The Kinetic Grand Championship, the world's original art triathlon, runs every Memorial Weekend, starting in Arcata and ending on Main Street in Ferndale three days and 42 miles later. Forty to fifty entries are typical, with anywhere from one to ten people on each contraption, and there are usually several survivors by the end. Just kidding. But they really do ride pedal-powered sculptures over land, sand, mud and open water, while wearing silly costumes and singing silly songs. Sure, many people would do this for enough money -- witness television. But there is no money. And the trophies are homemade works of art by local sculptors.

The Great and Wonderfully Marvelous Kinetic Grand Championship will begin at NOON  with the whistle on Arcata Plaza. Kinetinauts lap the plaza three times and spin-out of town on the bottoms road to Manila, where they cross the dunes and go down the strand to Dead Man's Drop, a steep and challenging sand hill where out of control vegetation threatens to eat machines and the man eating mosquitoes happily feast on the remainder. Survivors cross the bridge to Eureka where a huge welcoming committee cheers them on at the end of day one.

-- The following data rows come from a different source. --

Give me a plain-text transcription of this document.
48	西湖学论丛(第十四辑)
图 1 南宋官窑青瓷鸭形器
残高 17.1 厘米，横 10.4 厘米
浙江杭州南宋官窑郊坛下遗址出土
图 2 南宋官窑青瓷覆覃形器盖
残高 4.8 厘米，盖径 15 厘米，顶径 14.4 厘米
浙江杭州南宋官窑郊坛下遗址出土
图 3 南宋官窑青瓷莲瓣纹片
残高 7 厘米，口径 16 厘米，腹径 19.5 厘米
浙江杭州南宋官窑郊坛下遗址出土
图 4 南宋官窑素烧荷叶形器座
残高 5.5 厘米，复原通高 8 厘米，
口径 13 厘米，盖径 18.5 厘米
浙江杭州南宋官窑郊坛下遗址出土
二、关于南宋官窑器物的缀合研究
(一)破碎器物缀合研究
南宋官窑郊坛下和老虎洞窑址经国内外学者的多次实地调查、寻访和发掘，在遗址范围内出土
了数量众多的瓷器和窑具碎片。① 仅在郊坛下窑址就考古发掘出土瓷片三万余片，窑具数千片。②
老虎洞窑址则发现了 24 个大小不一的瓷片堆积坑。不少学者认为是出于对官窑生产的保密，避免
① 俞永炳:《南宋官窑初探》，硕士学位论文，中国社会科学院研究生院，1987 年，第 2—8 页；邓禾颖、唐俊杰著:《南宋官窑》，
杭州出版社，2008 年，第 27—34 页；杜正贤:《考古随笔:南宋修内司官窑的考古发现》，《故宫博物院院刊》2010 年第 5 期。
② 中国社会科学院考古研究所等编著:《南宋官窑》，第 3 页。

The Bay Crossing where vehicles and kinetinauts test their mettle against wave, tide and man eating clams.  View from Halverson Park along the waterfront at the foot of L Street or the Boardwalk in Old Town.  All this will be followed by a romp to Table Bluff Hill and a well earned night's rest at a campground along the Eel River.  

They cross the Eel River, amuse the cows on Ferndale bottoms roads and enter Main Street Ferndale covered in mud, with a well earned sense of accomplishment and a giant smile. The awards Ceremony is held after a supper at a Ferndale venue.

Thousands of people flock to Ferndale for the annual finish line which is the intersection of Main and Brown Streets.

The Kinetic Grand Championship was initiated by metal sculptor Hobart Brown in Ferndale, Humboldt County, on the North Coast of California. All Hobart did, at first, was change his son's tricycle into a goofy five-wheeled contraption. Ashamed of his midnight fantasies, he hid the child's toy. Later at a party Ms. Marty McGonagh (sp?) rode the Pentacycle around inside the gallery. At that moment, bronze sculptor Jack Mays pronounced himself "not impressed," and a friendly challenge to race "kinetic sculptures" (Jack's words) down Main Street, Ferndale on Mother's Day.